Kate Winslet brilliert in diesem Biopic mit ihrer Darstellung der Fotokünstlerin Lee Miller, die im Zweiten Weltkrieg an die Front reist und mit ihrer Kamera die Befreiung der Konzentrationslager Buchenwald und Dachau abbildet.

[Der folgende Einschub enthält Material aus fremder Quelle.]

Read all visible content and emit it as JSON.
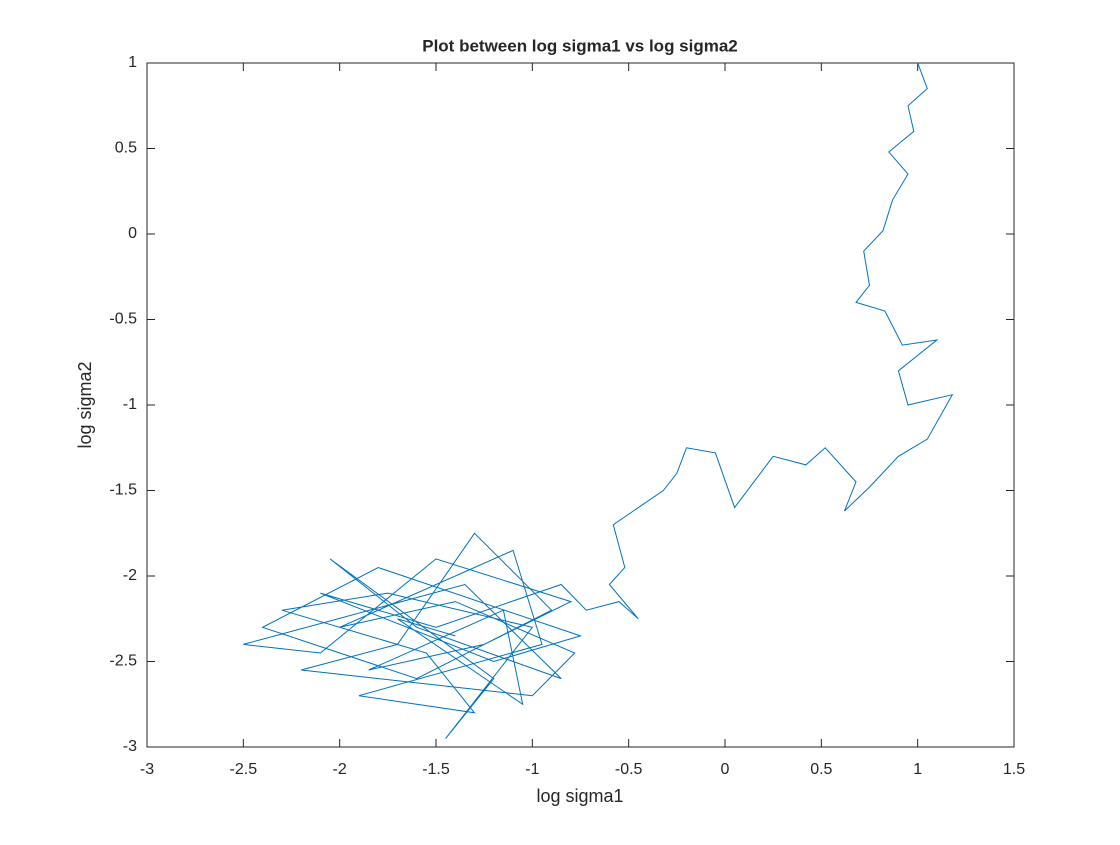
{
  "chart_data": {
    "type": "line",
    "title": "Plot between log sigma1 vs log sigma2",
    "x_label": "log sigma1",
    "y_label": "log sigma2",
    "xlim": [
      -3,
      1.5
    ],
    "xticks": [
      -3,
      -2.5,
      -2,
      -1.5,
      -1,
      -0.5,
      0,
      0.5,
      1,
      1.5
    ],
    "ylim": [
      -3,
      1
    ],
    "yticks": [
      -3,
      -2.5,
      -2,
      -1.5,
      -1,
      -0.5,
      0,
      0.5,
      1
    ],
    "series": [
      {
        "color": "#0072bd",
        "x": [
          1.0,
          1.05,
          0.95,
          0.98,
          0.85,
          0.95,
          0.87,
          0.82,
          0.72,
          0.75,
          0.68,
          0.83,
          0.92,
          1.1,
          0.9,
          0.95,
          1.18,
          1.05,
          0.9,
          0.75,
          0.62,
          0.68,
          0.52,
          0.42,
          0.25,
          0.15,
          0.05,
          -0.05,
          -0.2,
          -0.25,
          -0.32,
          -0.45,
          -0.58,
          -0.52,
          -0.6,
          -0.45,
          -0.55,
          -0.72,
          -0.85,
          -1.5,
          -2.1,
          -1.2,
          -0.75,
          -1.8,
          -2.4,
          -1.6,
          -0.9,
          -1.3,
          -1.7,
          -2.2,
          -1.0,
          -0.78,
          -1.4,
          -2.0,
          -1.1,
          -0.95,
          -1.9,
          -1.3,
          -1.55,
          -2.3,
          -1.75,
          -1.0,
          -1.45,
          -1.2,
          -2.05,
          -1.6,
          -0.85,
          -1.35,
          -2.5,
          -2.1,
          -1.5,
          -0.8,
          -1.25,
          -1.85,
          -1.15,
          -1.05,
          -1.7,
          -1.4
        ],
        "values": [
          1.0,
          0.85,
          0.75,
          0.6,
          0.48,
          0.35,
          0.2,
          0.02,
          -0.1,
          -0.3,
          -0.4,
          -0.45,
          -0.65,
          -0.62,
          -0.8,
          -1.0,
          -0.94,
          -1.2,
          -1.3,
          -1.48,
          -1.62,
          -1.45,
          -1.25,
          -1.35,
          -1.3,
          -1.45,
          -1.6,
          -1.28,
          -1.25,
          -1.4,
          -1.5,
          -1.6,
          -1.7,
          -1.95,
          -2.05,
          -2.25,
          -2.15,
          -2.2,
          -2.05,
          -2.3,
          -2.1,
          -2.5,
          -2.35,
          -1.95,
          -2.3,
          -2.6,
          -2.2,
          -1.75,
          -2.4,
          -2.55,
          -2.7,
          -2.45,
          -2.15,
          -2.3,
          -1.85,
          -2.4,
          -2.7,
          -2.8,
          -2.45,
          -2.2,
          -2.1,
          -2.3,
          -2.95,
          -2.6,
          -1.9,
          -2.3,
          -2.6,
          -2.05,
          -2.4,
          -2.45,
          -1.9,
          -2.15,
          -2.4,
          -2.55,
          -2.2,
          -2.75,
          -2.25,
          -2.35
        ]
      }
    ]
  }
}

Lee Miller wurde von der Gesellschaft, in der sie lebte, als ‚hübsche Frau‘ definiert. Als Fotomodell, als Objekt vor der Linse der Fotografen. Doch Lee Miller selbst definierte sich anders. Sie war selbst Fotografin, hatte einen ausgezeichneten Blick für Menschen, für den richtigen Bildausschnitt, für das Wesentliche, was ein Bild festhalten kann und muss. Und Lee Miller hatte Mut. Als sie die in den 1940er Jahren die Gelegenheit erhält, im Auftrag der Vogue an die Kriegsfront zu reisen, will sie diese Gelegenheit unbedingt nutzen. Die Bilder, die sie unter anderem von der Befreiung der Lager in Buchenwald und Dachau aufnimmt, werden in die Geschichte eingehen. Und sie selbst für immer verändern.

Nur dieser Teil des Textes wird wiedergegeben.